Design/methodology/approach
Considering the dual roles of the e-commerce platform as a seller and an initiator, a typical game-theoretical method is applied to analyze the behavior of supply chain decision-makers and the impact of key variables on equilibriums.
Findings
When loan interest rates are symmetric, whether blockchain is used or not, the e-commerce platform financing mode will always produce higher wholesale price and unit carbon emission reduction, while the retail price is the opposite. Higher unit additional income brought by the blockchain can bring higher economic and environmental performances, and the e-commerce platform financing mode is superior to bank financing mode. The application of blockchain may cause the manufacturer to change his/her financing choice. For bank financing, with the increase of loan interest rates, the advantages brought by blockchain will gradually disappear, but this situation will not occur under e-commerce platform financing.
Originality/value
Blockchain is known for its information transparency properties and its ability to enhance user trust.
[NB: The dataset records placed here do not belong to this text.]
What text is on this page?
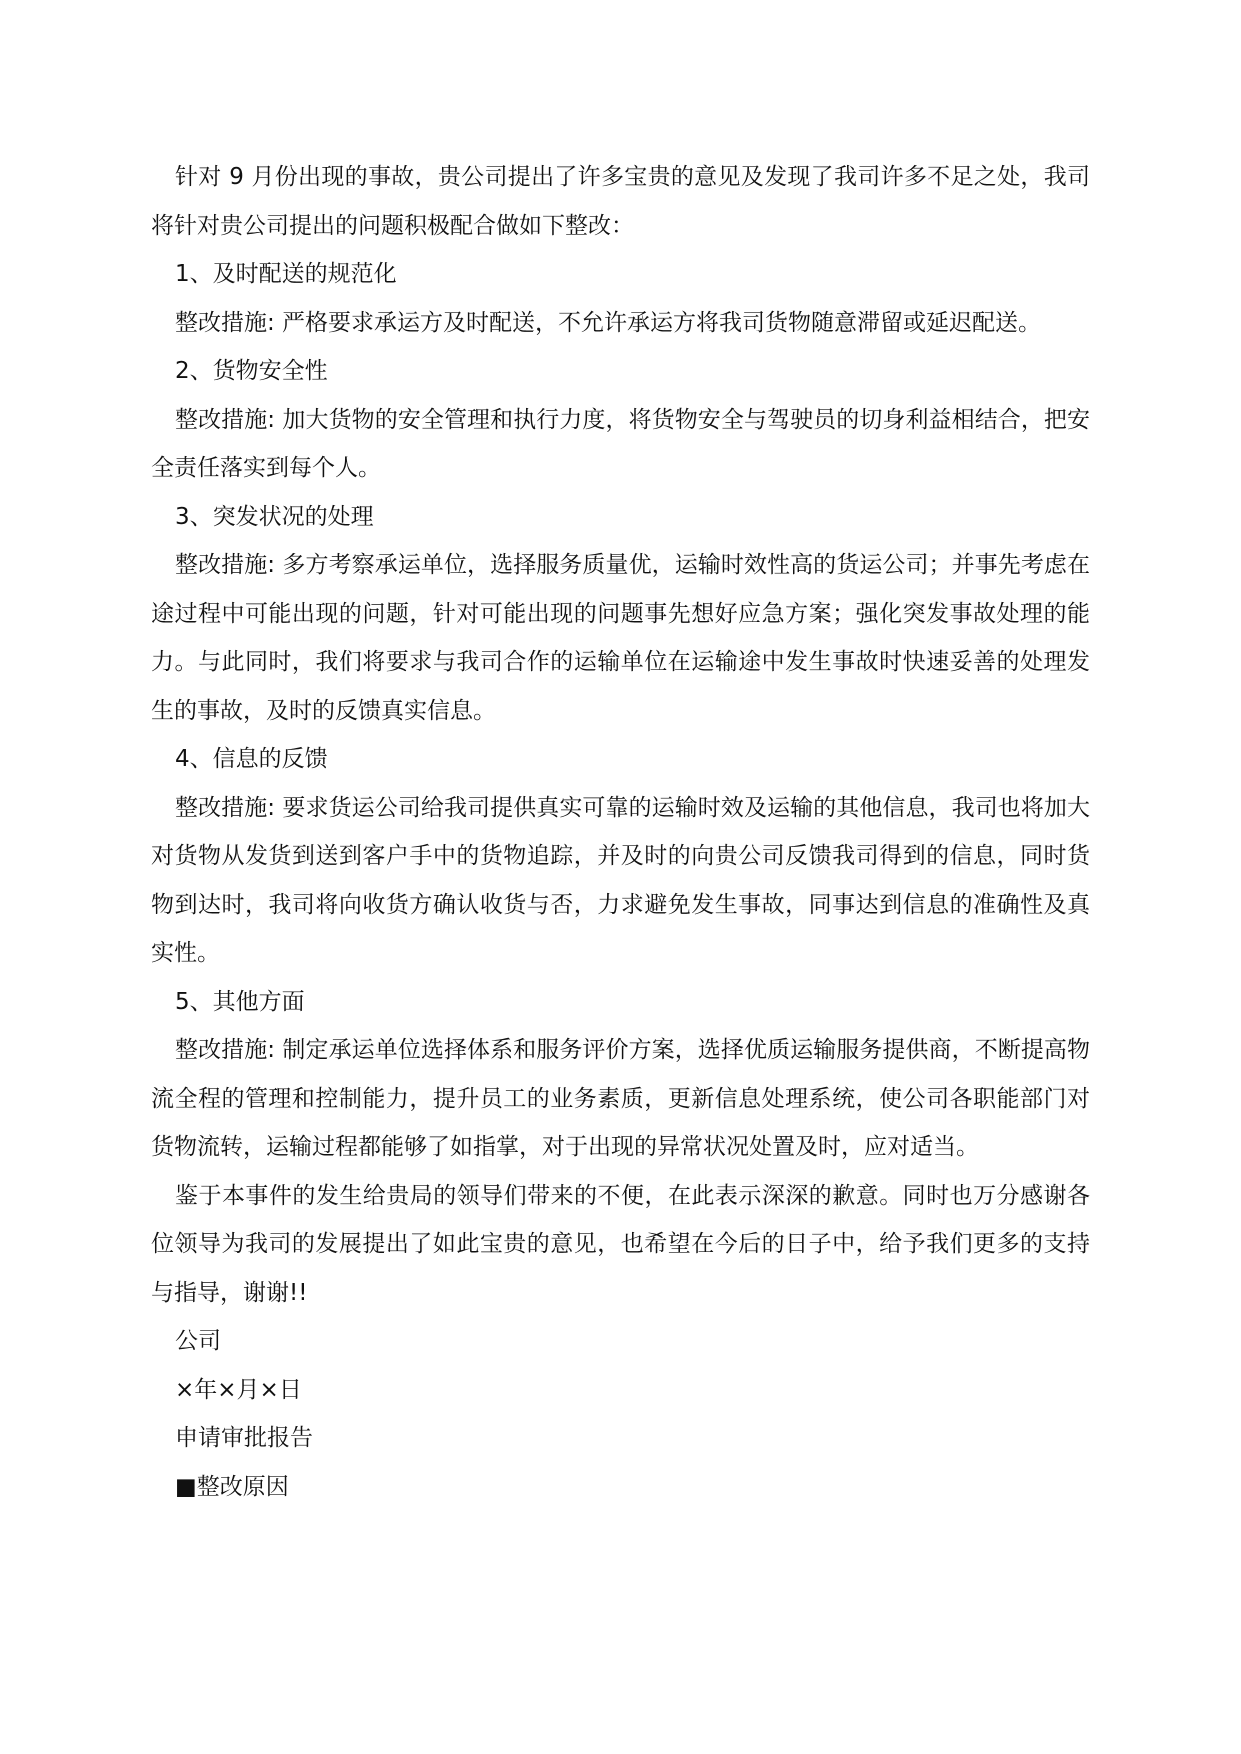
针对 9 月份出现的事故，贵公司提出了许多宝贵的意见及发现了我司许多不足之处，我司将针对贵公司提出的问题积极配合做如下整改：

1、及时配送的规范化

整改措施: 严格要求承运方及时配送，不允许承运方将我司货物随意滞留或延迟配送。

2、货物安全性

整改措施: 加大货物的安全管理和执行力度，将货物安全与驾驶员的切身利益相结合，把安全责任落实到每个人。

3、突发状况的处理

整改措施: 多方考察承运单位，选择服务质量优，运输时效性高的货运公司；并事先考虑在途过程中可能出现的问题，针对可能出现的问题事先想好应急方案；强化突发事故处理的能力。与此同时，我们将要求与我司合作的运输单位在运输途中发生事故时快速妥善的处理发生的事故，及时的反馈真实信息。

4、信息的反馈

整改措施: 要求货运公司给我司提供真实可靠的运输时效及运输的其他信息，我司也将加大对货物从发货到送到客户手中的货物追踪，并及时的向贵公司反馈我司得到的信息，同时货物到达时，我司将向收货方确认收货与否，力求避免发生事故，同事达到信息的准确性及真实性。

5、其他方面

整改措施: 制定承运单位选择体系和服务评价方案，选择优质运输服务提供商，不断提高物流全程的管理和控制能力，提升员工的业务素质，更新信息处理系统，使公司各职能部门对货物流转，运输过程都能够了如指掌，对于出现的异常状况处置及时，应对适当。

鉴于本事件的发生给贵局的领导们带来的不便，在此表示深深的歉意。同时也万分感谢各位领导为我司的发展提出了如此宝贵的意见，也希望在今后的日子中，给予我们更多的支持与指导，谢谢!!

公司

×年×月×日

申请审批报告

■整改原因
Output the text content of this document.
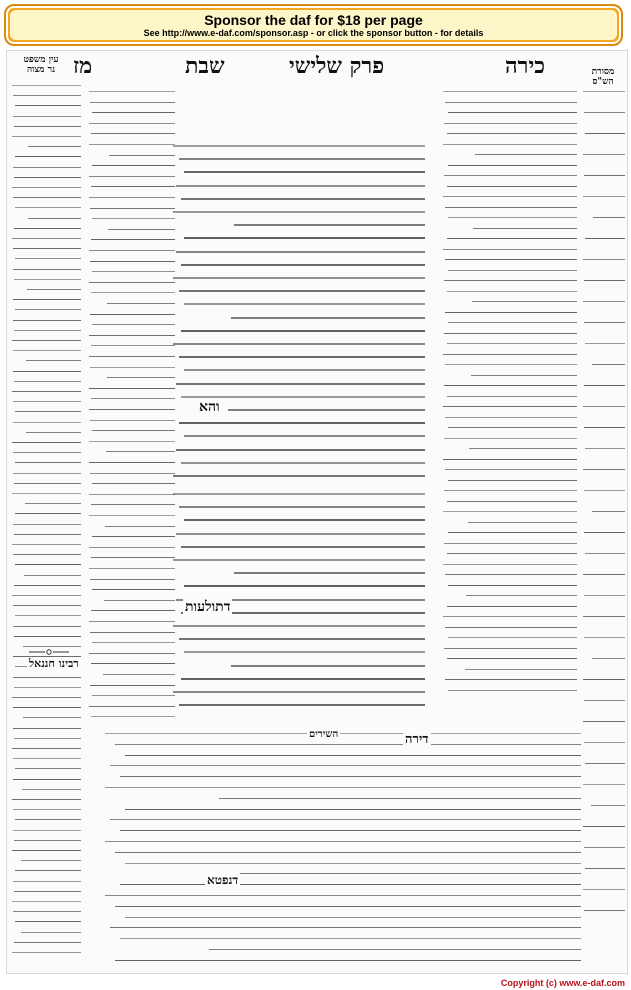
Sponsor the daf for $18 per page
See http://www.e-daf.com/sponsor.asp - or click the sponsor button - for details
עין משפט
נר מצוה	מז	שבת	פרק שלישי	כירה	מסורת
הש"ס
והא
דתולעות
רבינו חננאל
דירה
דנפטא
השירים
Copyright (c) www.e-daf.com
However, the impacts of applying blockchain in a low-carbon platform supply chain with different financing options are not clear. The authors examine the manufacturer's strategic choices for platform financing and bank financing, whether to adopt blockchain, and the impact of these decisions on carbon emissions reduction, consumer surplus and social welfare. The research conclusion can provide reference for the operation and financing decisions of platform supply chain under the carbon reduction target in the digital economy era.